For more than 20 years, DHS has maintained that persons with F, M, or J visas who fall out of valid status – who stop attending school or who stop authorized training – do not begin to accumulate unlawful presence unless or until a U.S. government official formally determines that they have lost their valid status.
DHS Policy Shift in 2018
DHS announced an abrupt change in this policy in August 2018, by stating that, effective immediately, persons with F, J, or M visas who stop going to school or who stop their training immediately begin to accumulate unlawful presence, without the requirement of any formal determination by a DHS official.
Federal Court Decision
A number of colleges, organizations, and noncitizens filed a federal lawsuit in North Carolina against DHS, asserting two main things: (1) that DHS’s policy shift was a “rule” change that required that they give advance notice of the proposed change and give the public a chance to provide comments on the proposal, and (2) that the policy shift is unlawful because it conflicts with established immigration laws that Congress has passed.
In May 2019, the court issued a preliminary injunction against the DHS policy shift while the court considered the merits of the case.
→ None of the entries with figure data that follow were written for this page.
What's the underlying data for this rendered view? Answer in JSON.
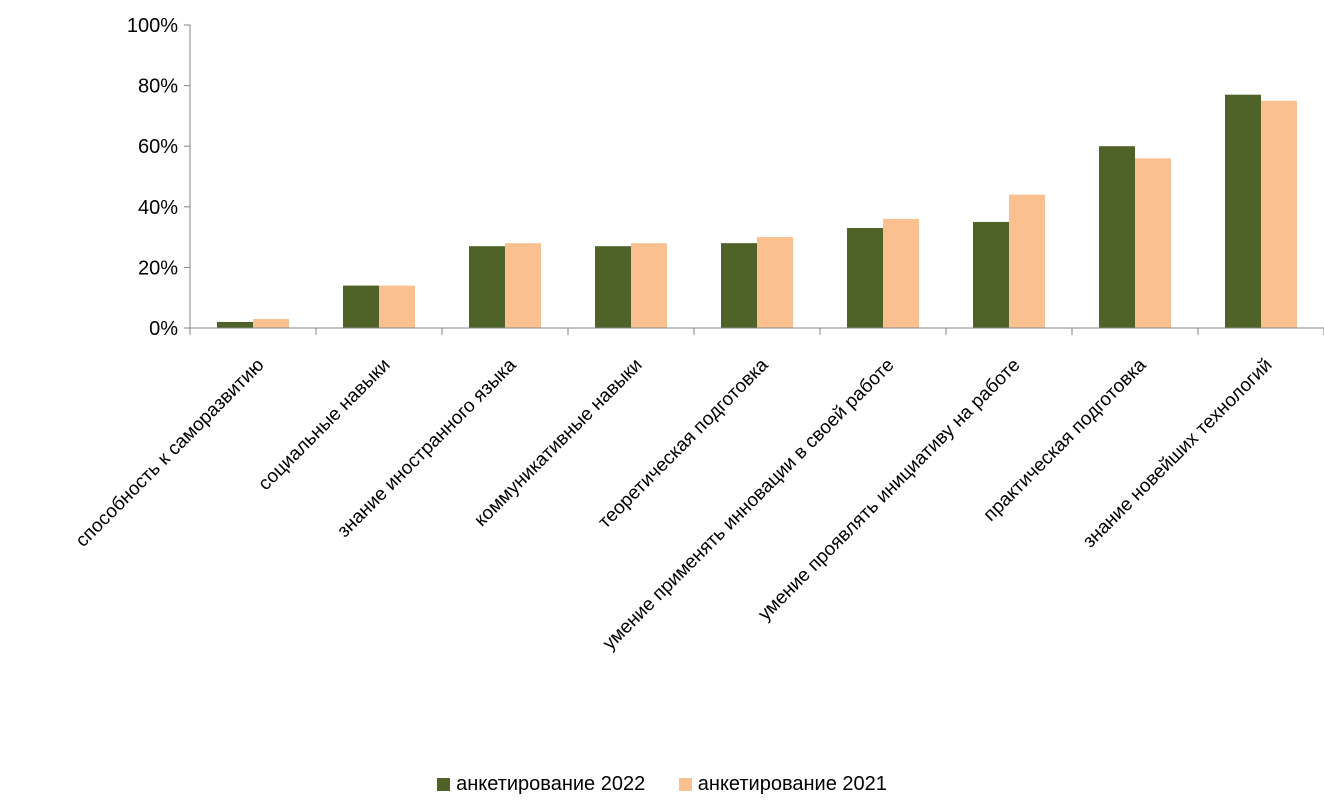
{
  "chart_data": {
    "type": "bar",
    "categories": [
      "способность к саморазвитию",
      "социальные навыки",
      "знание иностранного языка",
      "коммуникативные навыки",
      "теоретическая подготовка",
      "умение применять инновации в своей работе",
      "умение проявлять инициативу на работе",
      "практическая подготовка",
      "знание новейших технологий"
    ],
    "series": [
      {
        "name": "анкетирование 2022",
        "color": "#4f6228",
        "values": [
          0.02,
          0.14,
          0.27,
          0.27,
          0.28,
          0.33,
          0.35,
          0.6,
          0.77
        ]
      },
      {
        "name": "анкетирование 2021",
        "color": "#fac090",
        "values": [
          0.03,
          0.14,
          0.28,
          0.28,
          0.3,
          0.36,
          0.44,
          0.56,
          0.75
        ]
      }
    ],
    "yticks": [
      "0%",
      "20%",
      "40%",
      "60%",
      "80%",
      "100%"
    ],
    "ylim": [
      0,
      1
    ],
    "grid": false,
    "legend_position": "bottom",
    "title": "",
    "xlabel": "",
    "ylabel": ""
  }
}
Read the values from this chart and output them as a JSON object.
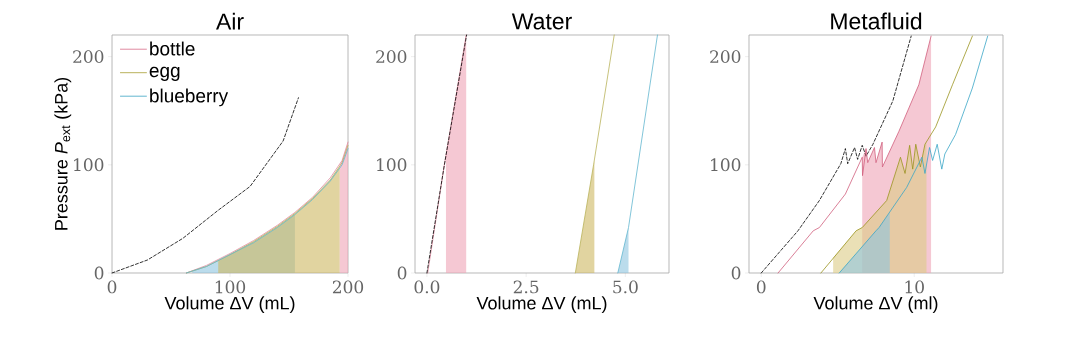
{
  "chart_data": [
    {
      "type": "line",
      "title": "Air",
      "xlabel": "Volume ΔV (mL)",
      "ylabel": "Pressure *P*$_{ext}$ (kPa)",
      "xlim": [
        0,
        200
      ],
      "ylim": [
        0,
        220
      ],
      "xticks": [
        0,
        100,
        200
      ],
      "yticks": [
        0,
        100,
        200
      ],
      "legend": "top left",
      "series": [
        {
          "type": "area",
          "color": "#8ec5e0",
          "x": [
            68,
            80,
            100,
            120,
            140,
            155
          ],
          "values": [
            2,
            6,
            17,
            28,
            42,
            54
          ]
        },
        {
          "type": "area",
          "color": "#cdb860",
          "x": [
            90,
            100,
            120,
            140,
            155,
            170,
            185,
            193
          ],
          "values": [
            11,
            17,
            29,
            43,
            55,
            69,
            86,
            99
          ]
        },
        {
          "type": "area",
          "color": "#eea4b6",
          "x": [
            193,
            195,
            200
          ],
          "values": [
            100,
            104,
            121
          ]
        },
        {
          "type": "line",
          "color": "#000000",
          "line_style": "dashed",
          "x": [
            0,
            30,
            60,
            90,
            117,
            145,
            158
          ],
          "values": [
            0,
            12,
            32,
            58,
            80,
            122,
            162
          ]
        },
        {
          "name": "bottle",
          "color": "#e08aa0",
          "x": [
            63,
            80,
            100,
            120,
            140,
            155,
            170,
            185,
            195,
            200
          ],
          "values": [
            0,
            7,
            18,
            30,
            44,
            56,
            70,
            88,
            104,
            121
          ]
        },
        {
          "name": "egg",
          "color": "#b9b25a",
          "x": [
            63,
            80,
            100,
            120,
            140,
            155,
            170,
            185,
            195,
            200
          ],
          "values": [
            0,
            6,
            17,
            29,
            43,
            55,
            69,
            86,
            102,
            118
          ]
        },
        {
          "name": "blueberry",
          "color": "#62b6cf",
          "x": [
            63,
            80,
            100,
            120,
            140,
            155,
            170,
            185,
            195,
            200
          ],
          "values": [
            0,
            6,
            17,
            28,
            42,
            54,
            68,
            85,
            100,
            115
          ]
        }
      ]
    },
    {
      "type": "line",
      "title": "Water",
      "xlabel": "Volume ΔV (mL)",
      "xlim": [
        -0.3,
        6.1
      ],
      "ylim": [
        0,
        220
      ],
      "xticks": [
        {
          "value": 0,
          "label": "0.0"
        },
        {
          "value": 2.5,
          "label": "2.5"
        },
        {
          "value": 5,
          "label": "5.0"
        }
      ],
      "yticks": [
        0,
        100,
        200
      ],
      "series": [
        {
          "type": "area",
          "color": "#eea4b6",
          "x": [
            0.48,
            0.99
          ],
          "values": [
            108,
            220
          ]
        },
        {
          "type": "area",
          "color": "#cdb860",
          "x": [
            3.74,
            4.2,
            4.22
          ],
          "values": [
            0,
            100,
            104
          ]
        },
        {
          "type": "area",
          "color": "#8ec5e0",
          "x": [
            4.81,
            5.08
          ],
          "values": [
            0,
            42
          ]
        },
        {
          "color": "#e08aa0",
          "x": [
            0.02,
            0.44,
            0.99
          ],
          "values": [
            0,
            100,
            220
          ]
        },
        {
          "color": "#b9b25a",
          "x": [
            3.74,
            4.2,
            4.72
          ],
          "values": [
            0,
            100,
            220
          ]
        },
        {
          "color": "#62b6cf",
          "x": [
            4.81,
            5.08,
            5.81
          ],
          "values": [
            0,
            42,
            220
          ]
        },
        {
          "type": "line",
          "color": "#000000",
          "line_style": "dashed",
          "x": [
            0,
            0.44,
            1.0
          ],
          "values": [
            0,
            100,
            220
          ]
        }
      ]
    },
    {
      "type": "line",
      "title": "Metafluid",
      "xlabel": "Volume ΔV (ml)",
      "xlim": [
        -0.8,
        15.8
      ],
      "ylim": [
        0,
        220
      ],
      "xticks": [
        0,
        10
      ],
      "yticks": [
        0,
        100,
        200
      ],
      "series": [
        {
          "type": "area",
          "color": "#eea4b6",
          "x": [
            6.6,
            6.85,
            6.96,
            7.4,
            7.5,
            7.9,
            7.92,
            9.0,
            10.3,
            11.1
          ],
          "values": [
            107,
            115,
            102,
            116,
            102,
            121,
            98,
            131,
            174,
            219
          ]
        },
        {
          "type": "area",
          "color": "#dccb86",
          "x": [
            4.7,
            6.2,
            6.6,
            8.2,
            9.1,
            9.4,
            9.7,
            9.9,
            10.1,
            10.4,
            10.7,
            10.8
          ],
          "values": [
            14,
            39,
            42,
            67,
            107,
            92,
            118,
            96,
            119,
            98,
            119,
            121
          ]
        },
        {
          "type": "area",
          "color": "#8ec5e0",
          "x": [
            5.1,
            7.5,
            7.7,
            8.4
          ],
          "values": [
            0,
            39,
            42,
            56
          ]
        },
        {
          "type": "line",
          "color": "#000000",
          "line_style": "dashed",
          "x": [
            0,
            2.4,
            3.8,
            5.2,
            5.5,
            5.65,
            6.1,
            6.3,
            6.6,
            6.85,
            7.3,
            8.6,
            9.8
          ],
          "values": [
            0,
            39,
            67,
            101,
            115,
            101,
            116,
            105,
            118,
            108,
            119,
            159,
            219
          ]
        },
        {
          "color": "#d0607e",
          "x": [
            1.1,
            3.4,
            3.8,
            5.5,
            6.6,
            6.62,
            6.85,
            6.96,
            7.4,
            7.5,
            7.9,
            7.92,
            9.0,
            10.3,
            11.1
          ],
          "values": [
            0,
            39,
            42,
            73,
            107,
            90,
            115,
            102,
            116,
            102,
            121,
            98,
            131,
            174,
            219
          ]
        },
        {
          "color": "#9a9420",
          "x": [
            3.9,
            6.2,
            6.6,
            8.2,
            9.1,
            9.4,
            9.7,
            9.9,
            10.1,
            10.4,
            10.7,
            11.4,
            12.5,
            13.8
          ],
          "values": [
            0,
            39,
            42,
            67,
            107,
            92,
            118,
            96,
            119,
            98,
            119,
            135,
            174,
            219
          ]
        },
        {
          "color": "#3aa6c6",
          "x": [
            5.1,
            7.5,
            7.7,
            9.5,
            10.5,
            10.7,
            11.0,
            11.2,
            11.5,
            11.8,
            12.0,
            12.7,
            13.8,
            14.8
          ],
          "values": [
            0,
            39,
            42,
            79,
            107,
            92,
            116,
            104,
            119,
            96,
            110,
            128,
            171,
            219
          ]
        }
      ]
    }
  ]
}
On February 6, 2020, the court issued a final decision, agreeing with the colleges, organizations, and noncitizens that the DHS policy shift is unlawful for both reasons described above: (1) the policy shift was a “rule” that requires the notice-and-comment procedure, and (2) the policy shift conflicts with federal immigration law. The court permanently blocked DHS from implementing the policy shift against anyone, anywhere in the world.
We will need to wait and see if DHS appeals the court’s decision. For now, the DHS policy is permanently blocked.